Issue-wise Detailed Analysis:
1. Taxability of Goodwill as Short-Term Capital Gain: The primary issue in both appeals was whether the goodwill created in the books of account should be taxed as short-term capital gain. The Tribunal examined similar cases, including the case of Amit Kumar Choudhury, where it was held that the amount received on account of a share of goodwill is not chargeable to tax as capital gain. The Tribunal also referred to the case of Ajay Kumar Doshi, where it was decided that the amount received by the assessee as a share of goodwill on retirement from the firm is not chargeable to tax under the head capital receipt.
2. Tribunal’s Observations and Rationale: The Tribunal noted that the goodwill of the partnership firm was created based on a valuation report and credited to the capital account of the assessee. The assessee withdrew the entire amount of his capital, including the goodwill, upon retirement. The assessee argued that the goodwill remained with the partnership firm and there was no transfer of goodwill, relying on the decision of the Karnataka High Court in Karnataka Agro and CBDT Circular No. 495.

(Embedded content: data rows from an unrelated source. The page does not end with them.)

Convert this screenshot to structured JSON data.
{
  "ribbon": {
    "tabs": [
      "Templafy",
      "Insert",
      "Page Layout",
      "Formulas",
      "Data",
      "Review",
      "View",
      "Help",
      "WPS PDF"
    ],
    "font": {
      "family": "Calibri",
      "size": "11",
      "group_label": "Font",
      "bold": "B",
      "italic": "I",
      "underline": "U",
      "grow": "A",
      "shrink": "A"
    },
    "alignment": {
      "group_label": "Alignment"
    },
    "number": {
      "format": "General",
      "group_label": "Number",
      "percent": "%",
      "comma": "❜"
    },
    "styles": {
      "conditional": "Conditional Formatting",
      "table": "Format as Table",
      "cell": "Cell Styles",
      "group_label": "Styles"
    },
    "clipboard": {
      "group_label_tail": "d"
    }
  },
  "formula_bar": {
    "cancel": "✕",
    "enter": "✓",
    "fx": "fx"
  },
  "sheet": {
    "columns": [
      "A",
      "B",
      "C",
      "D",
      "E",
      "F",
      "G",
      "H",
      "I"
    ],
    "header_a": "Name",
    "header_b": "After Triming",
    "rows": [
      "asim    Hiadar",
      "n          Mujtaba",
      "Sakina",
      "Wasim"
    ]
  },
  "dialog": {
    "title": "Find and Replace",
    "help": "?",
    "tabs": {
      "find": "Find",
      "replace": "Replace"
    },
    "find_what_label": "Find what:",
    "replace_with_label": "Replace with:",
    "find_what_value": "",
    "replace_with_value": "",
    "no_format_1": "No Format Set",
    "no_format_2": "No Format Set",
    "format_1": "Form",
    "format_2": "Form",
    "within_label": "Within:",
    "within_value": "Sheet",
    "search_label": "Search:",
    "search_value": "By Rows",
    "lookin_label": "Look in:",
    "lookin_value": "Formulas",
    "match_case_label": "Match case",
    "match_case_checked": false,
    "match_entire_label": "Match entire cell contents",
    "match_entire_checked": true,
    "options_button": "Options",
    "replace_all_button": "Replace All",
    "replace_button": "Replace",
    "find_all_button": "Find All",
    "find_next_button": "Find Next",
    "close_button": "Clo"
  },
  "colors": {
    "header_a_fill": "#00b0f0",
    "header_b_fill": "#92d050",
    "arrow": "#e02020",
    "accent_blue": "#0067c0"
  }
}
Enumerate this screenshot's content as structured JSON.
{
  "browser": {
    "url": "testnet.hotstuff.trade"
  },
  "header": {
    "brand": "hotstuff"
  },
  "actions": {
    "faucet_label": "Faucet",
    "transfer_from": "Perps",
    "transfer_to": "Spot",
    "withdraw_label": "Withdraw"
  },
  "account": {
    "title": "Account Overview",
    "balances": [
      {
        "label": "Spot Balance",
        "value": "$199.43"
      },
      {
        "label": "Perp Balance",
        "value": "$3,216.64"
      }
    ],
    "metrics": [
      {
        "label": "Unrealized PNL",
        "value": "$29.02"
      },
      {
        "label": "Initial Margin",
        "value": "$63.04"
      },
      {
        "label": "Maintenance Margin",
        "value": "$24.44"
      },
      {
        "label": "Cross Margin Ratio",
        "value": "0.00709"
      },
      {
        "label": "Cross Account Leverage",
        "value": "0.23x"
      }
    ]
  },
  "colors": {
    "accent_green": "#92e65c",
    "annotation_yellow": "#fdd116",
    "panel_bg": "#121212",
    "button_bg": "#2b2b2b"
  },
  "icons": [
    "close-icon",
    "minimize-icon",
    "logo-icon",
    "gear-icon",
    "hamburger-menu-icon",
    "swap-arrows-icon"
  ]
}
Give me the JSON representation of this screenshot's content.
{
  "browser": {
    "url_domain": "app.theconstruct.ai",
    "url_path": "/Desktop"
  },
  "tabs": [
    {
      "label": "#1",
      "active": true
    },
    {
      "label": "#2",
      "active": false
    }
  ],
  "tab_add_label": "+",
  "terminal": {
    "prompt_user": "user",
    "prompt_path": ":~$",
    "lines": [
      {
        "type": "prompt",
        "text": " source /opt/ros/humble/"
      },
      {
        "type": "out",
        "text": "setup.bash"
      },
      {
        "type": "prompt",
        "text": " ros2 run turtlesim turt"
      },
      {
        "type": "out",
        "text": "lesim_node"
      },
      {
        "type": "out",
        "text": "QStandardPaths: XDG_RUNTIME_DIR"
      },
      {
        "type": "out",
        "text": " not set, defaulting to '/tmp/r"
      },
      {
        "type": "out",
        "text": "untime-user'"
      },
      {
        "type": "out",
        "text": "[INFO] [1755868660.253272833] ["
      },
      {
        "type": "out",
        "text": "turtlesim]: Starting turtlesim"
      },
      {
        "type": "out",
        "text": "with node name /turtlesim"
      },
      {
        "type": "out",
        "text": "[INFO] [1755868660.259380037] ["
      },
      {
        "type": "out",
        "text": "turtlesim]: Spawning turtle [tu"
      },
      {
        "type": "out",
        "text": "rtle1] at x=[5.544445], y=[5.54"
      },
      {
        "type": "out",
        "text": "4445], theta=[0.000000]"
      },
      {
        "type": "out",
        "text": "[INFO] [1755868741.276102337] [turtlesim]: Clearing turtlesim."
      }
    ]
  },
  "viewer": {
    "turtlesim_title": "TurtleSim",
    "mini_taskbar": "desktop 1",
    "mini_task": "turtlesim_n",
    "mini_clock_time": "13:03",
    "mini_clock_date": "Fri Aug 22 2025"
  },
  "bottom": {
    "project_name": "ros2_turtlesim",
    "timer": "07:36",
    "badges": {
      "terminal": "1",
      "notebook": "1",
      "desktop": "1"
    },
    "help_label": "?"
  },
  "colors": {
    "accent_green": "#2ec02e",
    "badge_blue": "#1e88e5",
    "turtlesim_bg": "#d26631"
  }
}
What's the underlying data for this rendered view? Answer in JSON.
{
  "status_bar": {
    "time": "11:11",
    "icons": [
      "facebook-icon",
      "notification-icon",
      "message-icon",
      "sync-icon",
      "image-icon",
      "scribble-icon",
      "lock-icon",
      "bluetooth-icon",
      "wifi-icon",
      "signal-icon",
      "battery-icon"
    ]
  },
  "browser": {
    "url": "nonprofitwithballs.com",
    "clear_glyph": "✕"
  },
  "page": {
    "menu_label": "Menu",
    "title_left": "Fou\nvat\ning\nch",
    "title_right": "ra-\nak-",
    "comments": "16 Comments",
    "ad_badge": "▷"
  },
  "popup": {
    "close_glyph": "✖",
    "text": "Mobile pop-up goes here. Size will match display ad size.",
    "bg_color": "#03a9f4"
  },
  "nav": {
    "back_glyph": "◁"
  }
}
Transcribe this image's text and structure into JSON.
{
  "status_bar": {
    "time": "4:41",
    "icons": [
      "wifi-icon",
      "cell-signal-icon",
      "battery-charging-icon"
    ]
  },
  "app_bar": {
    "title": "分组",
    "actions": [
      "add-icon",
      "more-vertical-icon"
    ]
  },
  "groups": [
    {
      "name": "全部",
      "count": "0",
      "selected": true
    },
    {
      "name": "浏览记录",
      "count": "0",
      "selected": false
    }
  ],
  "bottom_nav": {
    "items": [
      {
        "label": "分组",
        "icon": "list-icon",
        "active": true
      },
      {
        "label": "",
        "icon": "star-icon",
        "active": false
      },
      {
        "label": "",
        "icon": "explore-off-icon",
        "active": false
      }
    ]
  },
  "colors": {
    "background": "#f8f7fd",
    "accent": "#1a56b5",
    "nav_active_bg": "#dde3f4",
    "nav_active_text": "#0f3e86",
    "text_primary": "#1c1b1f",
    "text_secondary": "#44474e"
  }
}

3. CIT(A)’s Distinction and Tribunal’s Counter: The CIT(A) distinguished the Karnataka High Court’s decision, stating it was rendered in the case of a partnership firm, not a partner. However, the Tribunal countered that the provisions of section 45(4) were held to be not attracted as there was no transfer of any right in the capital asset by the partnership firm to the retiring partners. The Tribunal also considered the Hyderabad Bench’s decision in Smt. Girija Reddy, which was distinguishable on facts.
4. Supporting Judicial Pronouncements: The Tribunal relied on several judicial pronouncements, including the case of ACIT vs. N. Prasad, where it was held that there was no transfer of any asset or goodwill by the assessee upon retirement. The Tribunal also cited the decision of the Andhra Pradesh High Court in Chalasani Venkateswara Rao, which held that the amount received as full and final settlement on dissolution of a firm could not give rise to any capital gain chargeable to tax.
5. Consistency with Previous Tribunal Decisions: The Tribunal referenced its own decisions in cases like Ajay Kumar Doshi and Nawshir H. Mirza, where it was consistently held that the amount received by a retiring partner for goodwill is a capital receipt not chargeable to tax. The Tribunal emphasized that the creation of goodwill in the books does not constitute a transfer liable to short-term capital gain tax.
Conclusion: The Tribunal concluded that the CIT-A was not justified in holding that the goodwill created in the books of account is liable to be taxed as short-term capital gain. The Tribunal directed the AO to delete the impugned addition, allowing the appeals filed by the assessee for both assessment years.
Result: The appeals filed by the assessee in ITA Nos. 1358/Kol/2015 & 149/Kol/2016 for the A.Ys 2009-10 & 2010-11 were allowed. The order was pronounced in the open court on 23-05-2018.